US Defence Secretary Ash Carter has urged China to join a "principled security network" for Asia, saying that the United States would remain the world's most powerful military and the main guarantor of regional security for decades to come.
In an attempt to counter concerns in Asia about US staying power, Carter told a regional security forum in Singapore the US approach to the Asia-Pacific remained "one of commitment, strength and inclusion".
However, he said, any action by China to reclaim land in the Scarborough Shoal, an outcrop in the disputed South China Sea, would have consequences.
"I hope that this development doesn't occur, because it will result in actions being taken by both the United States and ... by others in the region which would have the effect of not only increasing tensions but isolating China."
Carter said tensions in the South China Sea, where China has been backing its vast territorial claims by building artificial islands, North Korea's nuclear program and violent extremism challenged regional peace and "forward-thinking statesmen and leaders must ... come together to ensure a positive principled future".
He said the network he envisaged could also help protect against "Russia's worrying actions" and the growing strategic impact of climate change.

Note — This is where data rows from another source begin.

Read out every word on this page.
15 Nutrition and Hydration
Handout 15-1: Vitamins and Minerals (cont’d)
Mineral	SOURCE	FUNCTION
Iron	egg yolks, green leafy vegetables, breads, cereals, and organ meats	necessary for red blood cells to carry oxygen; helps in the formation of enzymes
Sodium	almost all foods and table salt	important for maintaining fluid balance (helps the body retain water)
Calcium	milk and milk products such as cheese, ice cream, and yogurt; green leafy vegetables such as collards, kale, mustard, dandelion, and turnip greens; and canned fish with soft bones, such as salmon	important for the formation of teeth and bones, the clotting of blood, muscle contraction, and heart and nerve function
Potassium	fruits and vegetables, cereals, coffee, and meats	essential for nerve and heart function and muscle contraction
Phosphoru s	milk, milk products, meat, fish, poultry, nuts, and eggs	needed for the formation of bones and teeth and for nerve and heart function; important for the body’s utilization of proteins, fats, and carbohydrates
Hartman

The US and many Asian countries were stepping up security co-operation to ensure they were able to make choices "free from coercion and intimidation", Carter said at Singapore's annual Shangri-La Dialogue.
"Even as the United States will remain the most powerful military and main underwriter of security in the region for decades to come - and there should be no doubt about that - those growing bilateral relationships demonstrate that nations around the region are also committed to doing more to promote continued regional security and prosperity," Carter said.
He stressed the work the US had undertaken to strengthen security ties with countries including Japan, India, the Philippines, Vietnam and Australia was part of President Barack Obama's so-called pivot, or rebalance, in the Asia-Pacific region.
He said that for decades some had wrongly predicted an impending US withdrawal from the region, but that would not happen.
"That's because this region, which is home to nearly half the world's population and nearly half the global economy, remains the most consequential for America's own security and prosperity," Carter said.